Upon returning from London in mid-October, 1917, Admiral Mayo, of our Atlantic Fleet, brought back the outline of a proposed minelaying operation. The paper was quite informal—unsigned, undated, bearing in pencil across the top, “Admiralty would be glad to learn whether Navy Department concur in the plans as shewn.”

The field was to be 230 miles long—the distance from Washington to New York—divided into three parts, the middle section, of 135 miles, called Area A, allotted to us, because the reach of the new American mines was greater than ordinary—three of them covering the same extent as eight mines of other types. Thus numbers and effort were saved.

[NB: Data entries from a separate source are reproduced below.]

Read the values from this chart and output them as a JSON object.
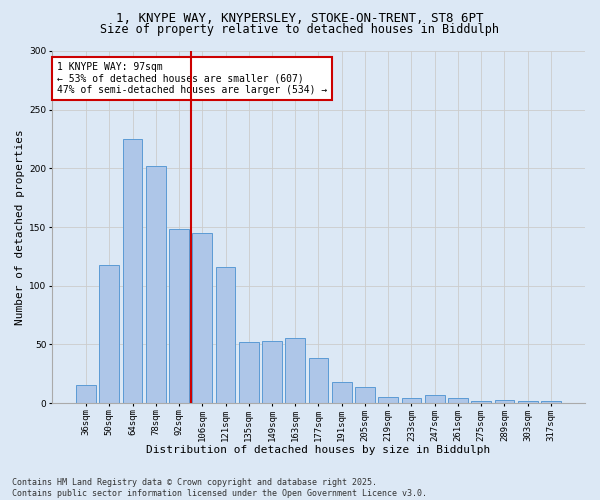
{
  "title_line1": "1, KNYPE WAY, KNYPERSLEY, STOKE-ON-TRENT, ST8 6PT",
  "title_line2": "Size of property relative to detached houses in Biddulph",
  "xlabel": "Distribution of detached houses by size in Biddulph",
  "ylabel": "Number of detached properties",
  "categories": [
    "36sqm",
    "50sqm",
    "64sqm",
    "78sqm",
    "92sqm",
    "106sqm",
    "121sqm",
    "135sqm",
    "149sqm",
    "163sqm",
    "177sqm",
    "191sqm",
    "205sqm",
    "219sqm",
    "233sqm",
    "247sqm",
    "261sqm",
    "275sqm",
    "289sqm",
    "303sqm",
    "317sqm"
  ],
  "values": [
    15,
    118,
    225,
    202,
    148,
    145,
    116,
    52,
    53,
    55,
    38,
    18,
    14,
    5,
    4,
    7,
    4,
    2,
    3,
    2,
    2
  ],
  "bar_color": "#aec6e8",
  "bar_edge_color": "#5b9bd5",
  "vline_x": 4.5,
  "vline_color": "#cc0000",
  "annotation_text": "1 KNYPE WAY: 97sqm\n← 53% of detached houses are smaller (607)\n47% of semi-detached houses are larger (534) →",
  "annotation_box_color": "#ffffff",
  "annotation_box_edge_color": "#cc0000",
  "ylim": [
    0,
    300
  ],
  "yticks": [
    0,
    50,
    100,
    150,
    200,
    250,
    300
  ],
  "grid_color": "#cccccc",
  "bg_color": "#dce8f5",
  "footer_line1": "Contains HM Land Registry data © Crown copyright and database right 2025.",
  "footer_line2": "Contains public sector information licensed under the Open Government Licence v3.0.",
  "title_fontsize": 9,
  "subtitle_fontsize": 8.5,
  "axis_label_fontsize": 8,
  "tick_fontsize": 6.5,
  "annotation_fontsize": 7,
  "footer_fontsize": 6
}
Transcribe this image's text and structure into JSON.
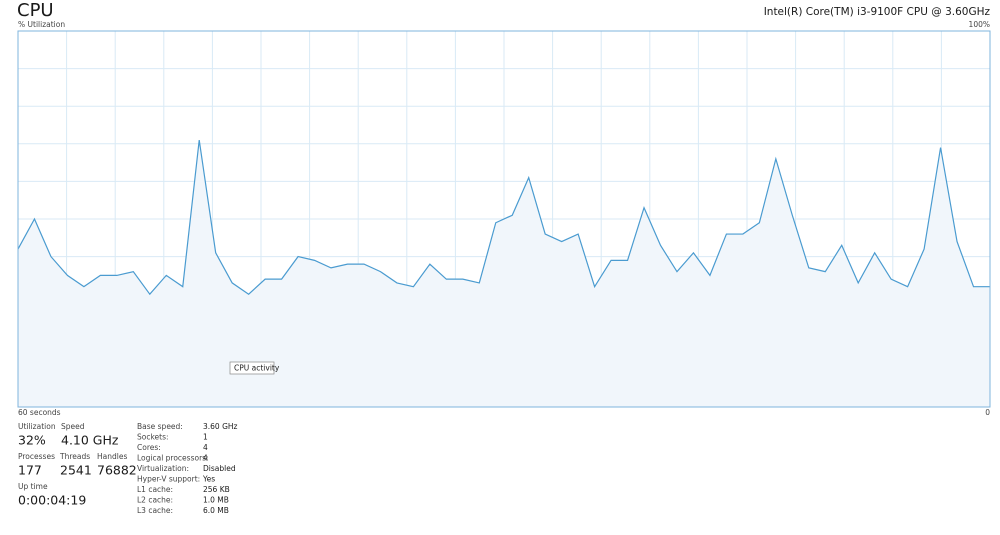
{
  "header": {
    "title": "CPU",
    "processor": "Intel(R) Core(TM) i3-9100F CPU @ 3.60GHz"
  },
  "chart_data": {
    "type": "area",
    "y_label": "% Utilization",
    "ylim": [
      0,
      100
    ],
    "yticks": [
      {
        "value": 100,
        "label": "100%"
      }
    ],
    "grid_step": 10,
    "xlim": [
      60,
      0
    ],
    "xticks": [
      {
        "value": 60,
        "label": "60 seconds"
      },
      0
    ],
    "x_grid_step": 3,
    "grid": true,
    "grid_color": "#d9eaf6",
    "border_color": "#7fb4de",
    "fill": "#f1f6fb",
    "series": [
      {
        "name": "CPU activity",
        "color": "#4a9bd0",
        "values": [
          42,
          50,
          40,
          35,
          32,
          35,
          35,
          36,
          30,
          35,
          32,
          71,
          41,
          33,
          30,
          34,
          34,
          40,
          39,
          37,
          38,
          38,
          36,
          33,
          32,
          38,
          34,
          34,
          33,
          49,
          51,
          61,
          46,
          44,
          46,
          32,
          39,
          39,
          53,
          43,
          36,
          41,
          35,
          46,
          46,
          49,
          66,
          51,
          37,
          36,
          43,
          33,
          41,
          34,
          32,
          42,
          69,
          44,
          32,
          32
        ]
      }
    ]
  },
  "stats": [
    {
      "label": "Utilization",
      "value": "32%"
    },
    {
      "label": "Speed",
      "value": "4.10 GHz"
    },
    {
      "label": "Processes",
      "value": "177"
    },
    {
      "label": "Threads",
      "value": "2541"
    },
    {
      "label": "Handles",
      "value": "76882"
    },
    {
      "label": "Up time",
      "value": "0:00:04:19"
    }
  ],
  "details": [
    {
      "label": "Base speed:",
      "value": "3.60 GHz"
    },
    {
      "label": "Sockets:",
      "value": "1"
    },
    {
      "label": "Cores:",
      "value": "4"
    },
    {
      "label": "Logical processors:",
      "value": "4"
    },
    {
      "label": "Virtualization:",
      "value": "Disabled"
    },
    {
      "label": "Hyper-V support:",
      "value": "Yes"
    },
    {
      "label": "L1 cache:",
      "value": "256 KB"
    },
    {
      "label": "L2 cache:",
      "value": "1.0 MB"
    },
    {
      "label": "L3 cache:",
      "value": "6.0 MB"
    }
  ]
}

There would be three “systems,” each consisting of one or more rows of mines just below the surface, dangerous to any craft, and other rows at intermediate and extreme depths, so that, whether running on the surface or at ordinary submergence or as deep as 240 feet, a submarine had the odds against her. In the absence of patrol vessels to drive them down, submarines would naturally run on the surface, and so the rows of upper level mines were made more numerous than those at deeper levels. The stroke of a mine is sudden and powerful, and while a vessel on the surface may survive it, to a submerged submarine it is usually fatal. All classes of vessels shy at a minefield, and that the Germans shared this aversion was shown by captured papers, which made it clear that the submarines dreaded nothing so much as mines.

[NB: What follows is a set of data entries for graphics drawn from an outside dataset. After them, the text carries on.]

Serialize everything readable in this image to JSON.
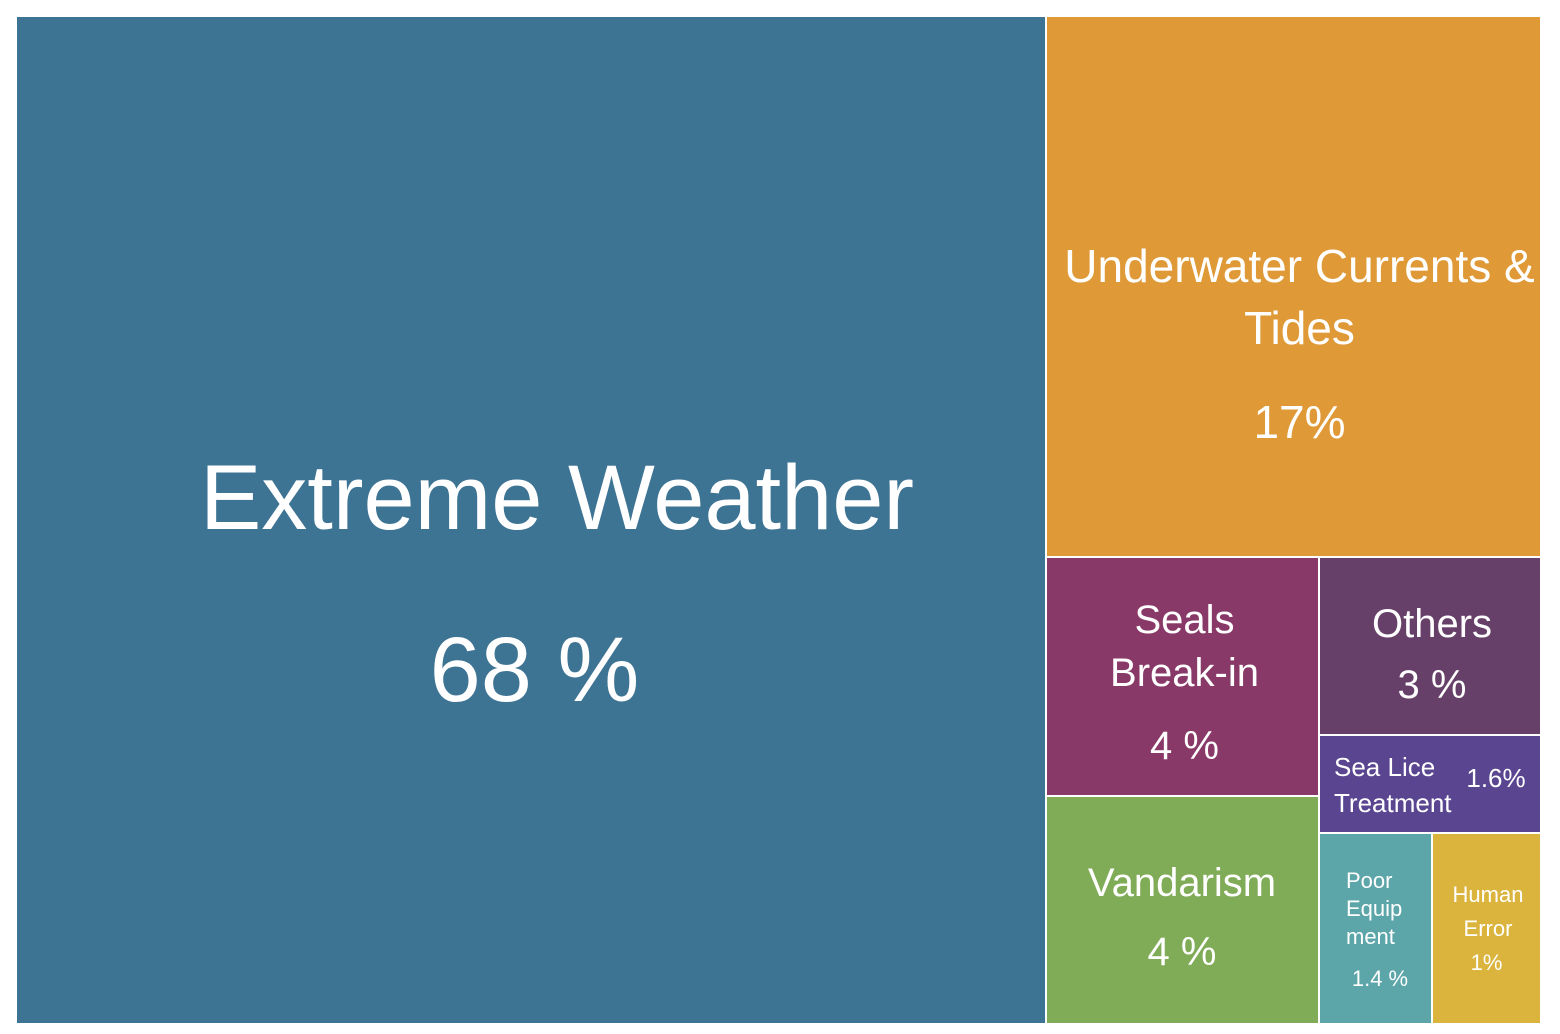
{
  "chart_data": {
    "type": "treemap",
    "title": "",
    "items": [
      {
        "name": "Extreme Weather",
        "value": 68,
        "display": "68 %",
        "color": "#3d7393"
      },
      {
        "name": "Underwater Currents & Tides",
        "value": 17,
        "display": "17%",
        "color": "#df9a37"
      },
      {
        "name": "Seals Break-in",
        "value": 4,
        "display": "4 %",
        "color": "#893968"
      },
      {
        "name": "Vandarism",
        "value": 4,
        "display": "4 %",
        "color": "#80ab57"
      },
      {
        "name": "Others",
        "value": 3,
        "display": "3 %",
        "color": "#67406a"
      },
      {
        "name": "Sea Lice Treatment",
        "value": 1.6,
        "display": "1.6%",
        "color": "#5a4590"
      },
      {
        "name": "Poor Equipment",
        "value": 1.4,
        "display": "1.4 %",
        "color": "#5ca5a8"
      },
      {
        "name": "Human Error",
        "value": 1,
        "display": "1%",
        "color": "#dab43c"
      }
    ]
  }
}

The scheme was unprecedented, and that its great magnitude would involve a mass of detail requiring very careful adjustment was evident on the most cursory examination. Some who heard of it regarded it as impossible, and foolish to attempt. As to the new mines, the very basis of the whole project—since a complete unit would not exist for several months, the statement of Rear Admiral Ralph Earle, Chief of the Naval Bureau of Ordnance, that the mines would be forthcoming in season, had to be based upon tests of the mine only by parts, with the assumption that all would function properly when assembled. Action upon that assurance would at once involve upward of forty million dollars, which made his stand a bold one, inviting unmeasured odium, should the mine after all fail. To await the mine’s final proving, however, would have been fatal to any possibility of beginning the barrage before 1919.

The task of laying the barrier would be hazardous in itself, with constant danger of interruption by the enemy. A single minefield in the open sea, or widely separated ones, presented no extreme difficulties, but to lay a series of them so close together as to leave no considerable gaps between, made a problem for which no really practical solution was yet visible.

For four days the project was under consideration by the Naval General Board at Washington. Time pressed, the need was great, the new mine very promising. The attitude of our officers was favorable. My own expressed view, based on three years’ experience in mining, was that, though much greater difficulties and magnitude would develop even than yet foreseen, the scheme was nevertheless feasible, was within our minelaying experience in principle, and, though it could hardly be more than half or a quarter effective, it was well worth doing. The British Admiralty’s approval and belief in the practicability of the scheme was implied in the original paper, but an explicit confirmation was asked and obtained by cable, on the basis of their three years’ war experience and knowledge of North Sea conditions. And so the plan went to the Secretary of the Navy bearing the General Board’s approval, as promising a sufficient degree of success to warrant undertaking it.

CHAPTER THREE
The Bases in Scotland

The British Minelaying Squadron was to operate from Grangemouth, near Rosyth, on the Firth of Forth. As a mine assembling and operating base for the American Squadron, the British naval authorities decided on Inverness and Invergordon, in the Scottish Highlands, situated on Inverness Firth and Cromarty Firth, respectively, which empty into Moray Firth about eight miles apart. One base would have been enough and in some respects more convenient, but the limited transportation means across Scotland necessitated two. To require the slow mine carriers to navigate the difficult passages around the north of Scotland would prolong their exposure to submarines and cause more escort duty for destroyers, so it was decided to discharge their cargoes on the west side, at points which gave a short haul across Scotland—Fort William, at the western terminus of the Caledonian Canal, and Kyle of Loch Alsh, where one crosses to the Isle of Skye. The cargoes were transported by canal motor-barge and by the Highland Railway.